The government’s previous actions lead to the current financial crisis. See this.
Moreover, the government’s current actions are actually making things worse:
- The “Central Banks’ Central Bank” says that all of the “central bank intermediation may in some cases weaken banks’ incentives to resume their intermediation function”.
- The bailouts are causing HIGHER mortgage rates for consumers
- The government’s commercial paper buying spree is INCREASING the cost of borrowing
- Arbitrary interventions by the government (AIG rescued, Lehman left to fail) create chaos in the markets. Other than some brief exceptions, the stock market has steadily plunged since the bailout bill was signed. Indeed, every time Paulson, Bernanke or Bush speak, the stock market tanks.
- They also undermine consumer confidence.

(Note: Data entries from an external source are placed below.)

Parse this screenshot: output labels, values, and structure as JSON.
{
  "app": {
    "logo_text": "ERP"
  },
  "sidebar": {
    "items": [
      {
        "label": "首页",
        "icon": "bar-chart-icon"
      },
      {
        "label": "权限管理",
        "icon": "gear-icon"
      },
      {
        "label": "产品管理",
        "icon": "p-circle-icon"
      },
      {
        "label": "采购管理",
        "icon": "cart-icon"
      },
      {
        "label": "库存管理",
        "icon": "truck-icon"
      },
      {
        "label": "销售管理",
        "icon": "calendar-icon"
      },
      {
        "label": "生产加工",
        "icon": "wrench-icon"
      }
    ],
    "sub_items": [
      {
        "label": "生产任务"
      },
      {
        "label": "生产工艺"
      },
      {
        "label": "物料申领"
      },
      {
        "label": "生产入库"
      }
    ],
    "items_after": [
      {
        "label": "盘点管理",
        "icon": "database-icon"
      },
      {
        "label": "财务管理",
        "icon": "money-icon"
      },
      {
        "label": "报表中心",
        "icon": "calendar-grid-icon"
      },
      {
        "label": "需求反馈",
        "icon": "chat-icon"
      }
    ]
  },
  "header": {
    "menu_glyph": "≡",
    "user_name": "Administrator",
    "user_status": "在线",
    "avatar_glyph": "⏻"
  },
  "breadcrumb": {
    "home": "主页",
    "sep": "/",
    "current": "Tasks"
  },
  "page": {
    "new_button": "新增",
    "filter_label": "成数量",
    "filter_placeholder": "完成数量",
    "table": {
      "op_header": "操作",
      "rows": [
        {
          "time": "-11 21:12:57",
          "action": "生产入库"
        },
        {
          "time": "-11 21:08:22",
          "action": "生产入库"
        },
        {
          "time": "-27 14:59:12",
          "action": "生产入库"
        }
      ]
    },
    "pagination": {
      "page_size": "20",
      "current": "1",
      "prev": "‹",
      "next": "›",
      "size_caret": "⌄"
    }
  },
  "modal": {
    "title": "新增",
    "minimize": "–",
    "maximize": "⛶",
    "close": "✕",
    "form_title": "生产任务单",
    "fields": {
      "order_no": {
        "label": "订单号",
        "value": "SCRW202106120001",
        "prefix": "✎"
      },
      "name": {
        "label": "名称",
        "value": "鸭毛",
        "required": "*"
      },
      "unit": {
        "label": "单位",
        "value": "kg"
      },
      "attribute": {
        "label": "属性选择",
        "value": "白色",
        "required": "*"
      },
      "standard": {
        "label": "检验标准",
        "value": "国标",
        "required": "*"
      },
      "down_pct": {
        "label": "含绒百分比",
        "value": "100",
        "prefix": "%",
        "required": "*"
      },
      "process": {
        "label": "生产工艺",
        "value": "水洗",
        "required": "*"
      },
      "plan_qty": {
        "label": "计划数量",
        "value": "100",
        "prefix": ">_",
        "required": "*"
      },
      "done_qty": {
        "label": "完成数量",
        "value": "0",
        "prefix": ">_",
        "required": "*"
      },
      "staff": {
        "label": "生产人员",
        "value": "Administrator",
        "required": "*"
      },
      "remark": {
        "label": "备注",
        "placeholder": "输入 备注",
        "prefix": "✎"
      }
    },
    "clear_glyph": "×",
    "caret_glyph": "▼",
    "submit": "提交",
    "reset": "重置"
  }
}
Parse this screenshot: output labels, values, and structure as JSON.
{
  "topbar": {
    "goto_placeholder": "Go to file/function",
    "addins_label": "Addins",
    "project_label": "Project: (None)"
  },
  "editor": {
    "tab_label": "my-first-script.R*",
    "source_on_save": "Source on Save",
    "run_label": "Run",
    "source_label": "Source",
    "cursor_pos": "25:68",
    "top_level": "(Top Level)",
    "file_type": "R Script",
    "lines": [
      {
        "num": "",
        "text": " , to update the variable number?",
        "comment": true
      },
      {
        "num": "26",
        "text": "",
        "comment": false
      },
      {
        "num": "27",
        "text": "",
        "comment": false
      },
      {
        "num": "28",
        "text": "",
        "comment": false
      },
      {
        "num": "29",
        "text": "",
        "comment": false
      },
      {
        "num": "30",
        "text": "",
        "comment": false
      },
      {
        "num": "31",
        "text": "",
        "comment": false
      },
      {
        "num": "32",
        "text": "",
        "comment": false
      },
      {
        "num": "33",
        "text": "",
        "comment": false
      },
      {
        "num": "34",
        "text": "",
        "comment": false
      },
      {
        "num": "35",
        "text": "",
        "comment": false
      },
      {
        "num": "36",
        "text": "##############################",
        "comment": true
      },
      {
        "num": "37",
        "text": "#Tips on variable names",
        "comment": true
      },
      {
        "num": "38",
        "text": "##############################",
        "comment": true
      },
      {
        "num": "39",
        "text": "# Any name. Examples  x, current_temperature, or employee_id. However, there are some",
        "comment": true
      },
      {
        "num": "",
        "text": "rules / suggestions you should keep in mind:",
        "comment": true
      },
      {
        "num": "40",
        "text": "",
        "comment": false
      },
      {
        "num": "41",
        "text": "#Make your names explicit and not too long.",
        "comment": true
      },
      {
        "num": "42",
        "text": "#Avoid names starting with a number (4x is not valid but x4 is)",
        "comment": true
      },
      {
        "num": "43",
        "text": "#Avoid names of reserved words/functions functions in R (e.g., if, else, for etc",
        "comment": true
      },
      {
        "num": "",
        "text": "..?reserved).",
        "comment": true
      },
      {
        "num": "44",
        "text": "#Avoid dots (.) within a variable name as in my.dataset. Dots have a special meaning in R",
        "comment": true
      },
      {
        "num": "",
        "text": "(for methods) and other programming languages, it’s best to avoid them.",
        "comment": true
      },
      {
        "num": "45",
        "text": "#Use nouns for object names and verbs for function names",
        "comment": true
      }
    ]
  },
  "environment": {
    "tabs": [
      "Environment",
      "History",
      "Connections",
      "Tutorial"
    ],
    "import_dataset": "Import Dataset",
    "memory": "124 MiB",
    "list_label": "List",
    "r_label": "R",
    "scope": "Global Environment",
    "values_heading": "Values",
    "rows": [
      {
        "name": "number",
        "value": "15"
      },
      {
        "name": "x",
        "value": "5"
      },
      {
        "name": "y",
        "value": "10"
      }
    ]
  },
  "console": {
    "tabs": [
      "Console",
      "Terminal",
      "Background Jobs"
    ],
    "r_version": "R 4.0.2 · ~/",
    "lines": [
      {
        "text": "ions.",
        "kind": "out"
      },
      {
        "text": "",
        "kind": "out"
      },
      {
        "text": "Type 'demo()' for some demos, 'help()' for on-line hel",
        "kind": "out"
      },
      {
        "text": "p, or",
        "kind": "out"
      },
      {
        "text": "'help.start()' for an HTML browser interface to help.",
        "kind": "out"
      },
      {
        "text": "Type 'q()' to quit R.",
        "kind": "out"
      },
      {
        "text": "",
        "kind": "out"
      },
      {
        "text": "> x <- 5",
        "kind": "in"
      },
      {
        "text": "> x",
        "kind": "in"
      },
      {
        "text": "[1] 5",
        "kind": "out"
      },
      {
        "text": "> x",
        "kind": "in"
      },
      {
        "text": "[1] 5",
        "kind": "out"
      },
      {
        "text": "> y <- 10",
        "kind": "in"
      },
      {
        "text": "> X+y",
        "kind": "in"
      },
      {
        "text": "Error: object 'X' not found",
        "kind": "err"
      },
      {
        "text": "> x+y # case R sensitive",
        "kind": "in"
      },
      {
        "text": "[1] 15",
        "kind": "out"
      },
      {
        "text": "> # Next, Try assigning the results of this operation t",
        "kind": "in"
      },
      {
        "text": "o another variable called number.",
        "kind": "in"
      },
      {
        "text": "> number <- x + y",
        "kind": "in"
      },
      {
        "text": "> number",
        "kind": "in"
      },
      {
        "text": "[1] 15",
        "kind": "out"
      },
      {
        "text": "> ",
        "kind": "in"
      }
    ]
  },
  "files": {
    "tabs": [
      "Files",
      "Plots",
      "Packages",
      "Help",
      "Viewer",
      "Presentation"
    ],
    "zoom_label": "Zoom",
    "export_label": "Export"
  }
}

For example, consumer confidence is now at an “all-time low”, due partly to “increasing uncertainty about the government’s rescue plan“.
- The bailouts are drastically increasing America’s debt and causing other problems
- The bailouts may cause unintended problems for money markets
- PhD economist Marc Faber says that the government action may ensure that this crisis is worse than the Great Depression
Ill-advised government actions regarding the economy are not a trivial matter. For example, economists at UCLA have concluded that some of FDR’s policies extended the length of the Great Depression by 7 years.
The government’s attempt to stop the inevitable deleveraging process will also backfire.